Pada dasarnya toh kita harus mengetahui bahwa luas Indonesia yang katanya 75% berupa hutan ini tentunya merupakan tantangan besar yang harus disadari oleh pemegang tampuk jabatan. Tentunya bukan hal yang mudah untuk mengatur luas hutan yang begitu besar dan lokasinya jauh dari pusat kota Apalagi yang kita ketahui bersama akses internet yang begitu terbatas pada hutan-hutan pedalaman nun jauh di sana. Padahal internet merupakan hal yang penting dalam penerapan industri 4.0. Akhirnya jika memang ingin bisa berjalan dengan baik industri 4.0 ini perlu ada inisiatif dari para pemegang konsesi untuk mulai berinvestasi untuk hal tersebut.

Untuk penerapan revolusi industri 4.0 ini saya justru lebih khawatir dengan kesiapan pemerintah baik di pusat dan di daerah. Dengan anggaran yang terbatas dan juga SDM yang tak semuanya mampu dan menguasai teknologi ini akan menjadi tantangan tersendiri. Sudahkan KLHK mengantisipasi hal ini?

Sebagai regulator sebenarnya gampang saja bagi KLHK untuk menginstruksikan pemegang konsesi untuk mengembangkan industri 4.0 ini di dalam sistem mereka. Namun, jika dari KLHK sendiri tidak siap saya khawatir data itu akan sia-sia atau lebih tepatnya kurang bisa digunakan. Apalagi selain internet, saya pribadi melihat untuk benar-benar bisa menggunakan industri 4.0 diperlukan basis data yang besar untuk melakukan data analis. Pengembangan teknologi dan model tentunya tak bisa dihindarkan dari data. Semakin lengkap, detail, dan komprehensif datanya tentu teknologi dan model yang dibangun pun akan semakin tepat. Tapi, apakah data kehutanan kita sudah se lengkap itu? Mungkin untuk saat ini belum. Salah satu kawan di FWI pernah bercerita bahwa ia tidak bisa menemukan beberapa dokumen yang sedang ia cari di KLHK. Jika pun ada, apakah KLHK sudah siap membuka datanya ke publik? itu pun menjadi tanda tanya besar untuk saya. Kalau memang KLHK sudah siap mungkin tidak akan ada sengketa terkait dengan KIP beberapa tahun lalu.

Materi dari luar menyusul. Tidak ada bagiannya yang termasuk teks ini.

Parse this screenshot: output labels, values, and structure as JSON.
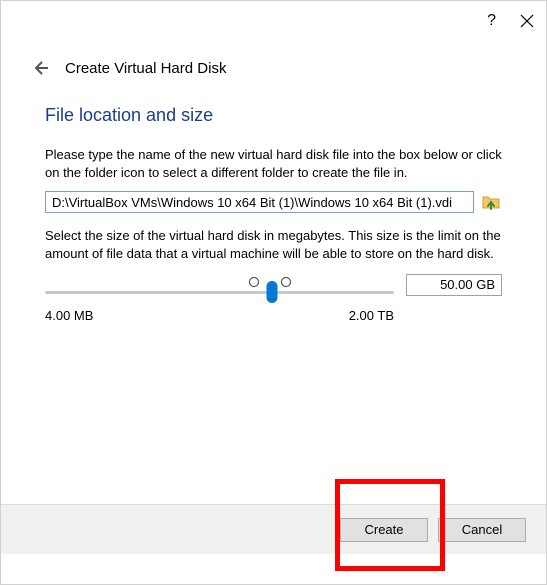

Saat sedang berdiskusi dengan seorang kawan, ia pernah bercerita mengenai gagasan atasannya soal pengelolaan hutan berbasis AI. Khususnya pengelolaan hutan di gambut. Wah, ide yang menarik. Tapi mengelola hutan secara manual saja data kita masih kurang, gimana untuk bangun model sampai akhirnya bangun AI? Bukan pesimis tapi realistis. Tapi melihat pergerakan industri sekarang, sudah sewajarnya sektor kehutanan mulai bangun. Buang jauh-jauh lagi anggapan bahwa kerja di kehutanan itu remote, terpenci, dan susah sinyal. Mungkin sudah saatnya KLHK merangkul Kemenkominfo, ataupun BUMN dan BUMS yang bergerak di sektor telekomunikasi untuk memfasilitasi pengadaan jaringan. Tak hanya itu, KLHK harus mulai merapihkan sistem datanya, dan berani mempublish data tersebut secara terbuka tanpa ada yang ditutupi (kecuali ada data konfidensial yang menyangkut keamanan negara misalnya).

Dan tentunya, selain penguatan di lapangan perlu juga penguatan SDM terutama generasi muda. Saya pribadi sadar ilmu kehutanan yang saya dapat di kampus kerap kali kurang terupdate dengan baik. Menyongsong era baru sudah sewajarnya univeritas sadar untuk menyiapkan forester terbaiknya di era digital ini. 

Buat gambaran, yuk mari dilihat video dari FPI.


Jadi forester, sudah siapkah kalian dengan Revolusi Industri 4.0?